A Divide-and-Conquer Approach to Persistent Homology

TL;DR

This paper introduces a divide-and-conquer algorithm for persistent homology that reduces memory and computational demands, enabling analysis of large spatial datasets by partitioning data and efficiently computing topological features.

Contribution

The authors propose a novel divide-and-conquer method for persistent homology that improves scalability and efficiency, with theoretical guarantees and empirical validation.

Findings

Outperforms existing methods in memory and computational efficiency.

Theoretical bounds on the accuracy of the divide-and-conquer approach.

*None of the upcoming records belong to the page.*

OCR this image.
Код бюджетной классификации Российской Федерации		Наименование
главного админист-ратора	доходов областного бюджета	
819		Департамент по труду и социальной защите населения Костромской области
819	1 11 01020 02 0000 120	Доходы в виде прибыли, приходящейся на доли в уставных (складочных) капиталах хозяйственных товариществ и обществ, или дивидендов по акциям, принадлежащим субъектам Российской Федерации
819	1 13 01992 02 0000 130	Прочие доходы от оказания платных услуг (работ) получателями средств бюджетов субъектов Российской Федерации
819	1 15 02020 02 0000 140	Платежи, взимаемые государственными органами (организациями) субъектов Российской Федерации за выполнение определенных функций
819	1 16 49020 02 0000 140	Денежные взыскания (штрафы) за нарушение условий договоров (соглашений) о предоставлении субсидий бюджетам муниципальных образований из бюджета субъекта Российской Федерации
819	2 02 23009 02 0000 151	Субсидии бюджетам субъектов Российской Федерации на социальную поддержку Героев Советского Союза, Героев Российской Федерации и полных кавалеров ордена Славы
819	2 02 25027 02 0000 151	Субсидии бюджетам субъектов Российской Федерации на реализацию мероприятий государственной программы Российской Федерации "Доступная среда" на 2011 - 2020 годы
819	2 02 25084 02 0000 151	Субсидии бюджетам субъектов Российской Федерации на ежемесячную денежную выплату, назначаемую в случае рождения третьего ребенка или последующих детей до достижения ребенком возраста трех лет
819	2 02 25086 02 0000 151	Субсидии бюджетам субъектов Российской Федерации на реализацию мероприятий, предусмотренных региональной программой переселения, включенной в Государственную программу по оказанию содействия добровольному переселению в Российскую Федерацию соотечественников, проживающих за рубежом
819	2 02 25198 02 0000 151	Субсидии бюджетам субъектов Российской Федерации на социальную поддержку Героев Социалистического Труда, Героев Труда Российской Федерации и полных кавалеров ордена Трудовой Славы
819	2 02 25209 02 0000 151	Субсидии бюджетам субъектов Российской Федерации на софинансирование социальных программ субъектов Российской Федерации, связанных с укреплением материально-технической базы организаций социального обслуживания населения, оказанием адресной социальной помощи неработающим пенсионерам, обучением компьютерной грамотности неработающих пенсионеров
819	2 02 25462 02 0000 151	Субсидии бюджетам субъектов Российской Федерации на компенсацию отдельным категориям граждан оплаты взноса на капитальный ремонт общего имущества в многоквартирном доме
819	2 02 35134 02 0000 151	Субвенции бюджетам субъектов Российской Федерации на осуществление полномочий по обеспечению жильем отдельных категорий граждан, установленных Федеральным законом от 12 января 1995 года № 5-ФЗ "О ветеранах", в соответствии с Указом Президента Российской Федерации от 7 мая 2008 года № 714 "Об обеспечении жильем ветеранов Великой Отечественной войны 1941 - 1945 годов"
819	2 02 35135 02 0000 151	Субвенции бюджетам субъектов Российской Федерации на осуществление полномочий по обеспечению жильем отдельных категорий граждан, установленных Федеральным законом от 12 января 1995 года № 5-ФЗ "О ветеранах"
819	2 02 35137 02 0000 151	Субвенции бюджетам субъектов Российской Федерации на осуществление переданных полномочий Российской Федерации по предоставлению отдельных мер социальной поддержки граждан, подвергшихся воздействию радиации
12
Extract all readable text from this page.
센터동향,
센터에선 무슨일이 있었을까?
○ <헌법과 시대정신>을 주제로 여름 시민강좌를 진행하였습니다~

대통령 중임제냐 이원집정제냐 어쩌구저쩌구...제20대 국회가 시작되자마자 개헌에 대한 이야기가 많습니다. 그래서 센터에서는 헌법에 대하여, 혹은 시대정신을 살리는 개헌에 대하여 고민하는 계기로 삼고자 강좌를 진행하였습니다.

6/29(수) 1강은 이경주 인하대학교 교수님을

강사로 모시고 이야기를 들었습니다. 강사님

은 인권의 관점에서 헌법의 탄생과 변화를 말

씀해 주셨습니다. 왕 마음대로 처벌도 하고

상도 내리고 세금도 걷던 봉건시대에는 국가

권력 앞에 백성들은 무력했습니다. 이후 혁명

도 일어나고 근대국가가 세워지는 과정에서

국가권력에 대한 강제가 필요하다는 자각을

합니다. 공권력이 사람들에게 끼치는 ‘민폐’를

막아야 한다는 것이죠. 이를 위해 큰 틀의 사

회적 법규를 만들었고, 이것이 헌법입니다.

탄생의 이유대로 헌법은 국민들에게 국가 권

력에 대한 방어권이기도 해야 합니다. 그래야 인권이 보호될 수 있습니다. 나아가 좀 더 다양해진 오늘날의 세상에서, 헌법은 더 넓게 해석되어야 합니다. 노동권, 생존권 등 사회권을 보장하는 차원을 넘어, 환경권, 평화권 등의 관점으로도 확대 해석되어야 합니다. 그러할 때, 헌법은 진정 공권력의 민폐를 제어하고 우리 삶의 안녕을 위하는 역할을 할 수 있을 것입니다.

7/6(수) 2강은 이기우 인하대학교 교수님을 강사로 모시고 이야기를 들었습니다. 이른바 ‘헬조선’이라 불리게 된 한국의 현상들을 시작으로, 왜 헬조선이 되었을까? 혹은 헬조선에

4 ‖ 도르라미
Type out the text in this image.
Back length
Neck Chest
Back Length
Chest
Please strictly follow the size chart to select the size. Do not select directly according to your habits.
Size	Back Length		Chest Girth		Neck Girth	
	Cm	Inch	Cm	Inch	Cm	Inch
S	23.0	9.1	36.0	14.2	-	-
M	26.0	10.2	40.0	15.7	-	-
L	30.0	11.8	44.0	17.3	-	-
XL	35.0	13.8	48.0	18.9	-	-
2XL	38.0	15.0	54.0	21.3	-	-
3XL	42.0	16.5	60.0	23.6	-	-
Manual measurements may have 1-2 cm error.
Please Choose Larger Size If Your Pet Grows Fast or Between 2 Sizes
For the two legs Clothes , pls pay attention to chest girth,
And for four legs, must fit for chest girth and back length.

Successfully applied to large spatial data where traditional methods fail.

Abstract

Persistent homology is a tool of topological data analysis that has been used in a variety of settings to characterize different dimensional holes in data. However, persistent homology computations can be memory intensive with a computational complexity that does not scale well as the data size becomes large. In this work, we propose a divide-and-conquer (DaC) method to mitigate these issues. The proposed algorithm efficiently finds small, medium, and large-scale holes by partitioning data into sub-regions and uses a Vietoris-Rips filtration. Furthermore, we provide theoretical results that quantify the bottleneck distance between DaC and the true persistence diagram and the recovery probability of holes in the data. We empirically verify that the rate coincides with our theoretical rate, and find that the memory and computational complexity of DaC outperforms an alternative method that relies on a clustering preprocessing step to reduce the memory and computational complexity of the persistent homology computations. Finally, we test our algorithm using spatial data of the locations of lakes in Wisconsin, where the classical persistent homology is computationally infeasible.